Plusieurs responsables PS dénoncent le projet de loi sur le Grand Paris

Publié le par Association Grand Paris

Plusieurs responsables socialistes ont dénoncé lundi le projet de loi sur le Grand Paris qui doit être examiné le 24 novembre à l'Assemblée nationale, qui, selon eux, n'a rien à voir avec l'"état d'esprit" du discours du 29 avril de Nicolas Sarkozy sur le développement de l'Ile-de-France.

"Je suis content quand l'Etat intervient en IdF et dans la métropole, mais il ne faut pas que ce soit la schlague", a déclaré le maire de Paris Bertrand Delanoë, au cours d'une table ronde organisée par les députés socialistes.

Selon M. Delanoë, le projet de loi que défendra le secrétaire d'Etat Christian Blanc "est la négation du discours du 29 avril" et "coupe les jarrets de tous ceux qui, de bonne foi, de droite, de gauche, architectes, politiques, se sont lancés là-dedans".

Alors que le texte doit être examiné en février au Sénat, un mois avant les élections régionales, le maire de Paris a appelé à l'élaboration d'un "document" "qui peut être aussi un projet de loi", en "vrai partenariat" ou "codécision" des collectivités locales avec l'Etat.

"Il ne faut absolument pas raisonner avec des projets de loi qui sont faits en fonction de la couleur politique provisoire d'une majorité parlementaire ou de majorités dans les collectivités locales", a-t-il dit.

"S'il y a une partie des collectivités d'IdF qui sont en dehors de la dynamique de la métropole, c'est raté d'avance", a déclaré Bertrand Delanoë.
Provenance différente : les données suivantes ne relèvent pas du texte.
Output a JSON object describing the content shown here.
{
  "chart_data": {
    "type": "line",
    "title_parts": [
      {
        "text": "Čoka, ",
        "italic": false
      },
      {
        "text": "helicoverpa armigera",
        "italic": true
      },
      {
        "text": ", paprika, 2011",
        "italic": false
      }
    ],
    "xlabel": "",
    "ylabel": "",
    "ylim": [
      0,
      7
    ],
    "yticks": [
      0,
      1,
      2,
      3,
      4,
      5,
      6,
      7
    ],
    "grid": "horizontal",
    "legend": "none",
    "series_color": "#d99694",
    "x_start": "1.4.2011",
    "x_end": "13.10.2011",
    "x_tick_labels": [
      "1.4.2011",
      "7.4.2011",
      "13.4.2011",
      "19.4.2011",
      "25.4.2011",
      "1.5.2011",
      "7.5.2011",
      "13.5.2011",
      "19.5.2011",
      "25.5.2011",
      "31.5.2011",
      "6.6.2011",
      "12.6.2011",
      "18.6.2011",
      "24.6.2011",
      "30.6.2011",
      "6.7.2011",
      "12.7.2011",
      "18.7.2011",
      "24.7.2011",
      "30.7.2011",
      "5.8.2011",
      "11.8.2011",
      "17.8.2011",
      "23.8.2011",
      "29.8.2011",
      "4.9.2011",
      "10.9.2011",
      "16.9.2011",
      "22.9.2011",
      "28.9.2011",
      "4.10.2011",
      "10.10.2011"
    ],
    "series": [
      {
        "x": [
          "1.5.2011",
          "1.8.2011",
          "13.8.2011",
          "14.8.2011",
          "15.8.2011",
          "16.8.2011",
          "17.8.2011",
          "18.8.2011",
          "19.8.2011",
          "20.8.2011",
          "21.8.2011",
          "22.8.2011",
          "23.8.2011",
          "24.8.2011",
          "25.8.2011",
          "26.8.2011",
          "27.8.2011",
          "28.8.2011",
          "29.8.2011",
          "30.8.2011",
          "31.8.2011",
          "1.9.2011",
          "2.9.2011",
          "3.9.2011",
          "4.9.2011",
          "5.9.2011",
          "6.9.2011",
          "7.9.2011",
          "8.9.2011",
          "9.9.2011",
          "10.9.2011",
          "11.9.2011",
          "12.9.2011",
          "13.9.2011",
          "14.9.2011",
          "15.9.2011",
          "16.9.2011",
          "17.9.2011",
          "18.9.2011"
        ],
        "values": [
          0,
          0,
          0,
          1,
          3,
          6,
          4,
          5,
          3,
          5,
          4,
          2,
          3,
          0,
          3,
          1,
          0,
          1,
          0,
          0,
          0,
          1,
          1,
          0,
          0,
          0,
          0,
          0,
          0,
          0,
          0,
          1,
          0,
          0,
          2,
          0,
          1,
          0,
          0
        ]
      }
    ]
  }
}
Le président du conseil régional Jean-Paul Huchon a jugé "complètement réducteur" le texte du gouvernement, qui "se limite à quatre, sept, 10 territoires majeurs reliés par un métro souterrain, point" alors qu'au départ c'était "un projet de haute volée".

Il a dénoncé une "usine à gaz" n'offrant "aucune sécurité juridique", sa compatibilité avec le schéma directeur de la région n'ayant "pas été vérifiée".

"Au fond, on demande à chacun de se faire hara-kiri avec une petite prime", a-t-il dit, évoquant les contrats de développement territorial que pourront passer les maires avec l'Etat pendant 18 mois.

De son côté, l'architecte Christian de Portzamparc, président du groupement des 10 équipes pluridisciplinaires ayant travaillé lors de la consultation internationale sur le Grand Paris, a averti que "si la loi essuyait un +niet+ général, tout retomberait sur cette ambition".

Mais il a ajouté que "si après les élections régionales, il ne se forme pas un atelier avec la région, la ville, l'Etat", il se prononcera pour la dissolution du groupement.

Son collègue Paul Chemetov, qui a présidé le conseil scientifique de la consultation pour le Grand Paris, a été beaucoup plus sévère.

"Christian Blanc n'a tiré aucun profit de la consultation internationale", a-t-il dit, parlant de "projet autiste" qui se traduira, selon lui, par l'étalement urbain, alors que "l'un des moteurs de la métropole parisienne est sa densité".

Paul Chemetov a ironisé sur la Société du Grand Paris qui sera chargée de réaliser le projet de métro automatique autour de Paris.

"La Société du Grand Paris, société des Bains de mer et du Casino de Monaco, pourquoi pas ? Rien que ce terme montre le côté Monopoly de ce jeu", a-t-il déclaré.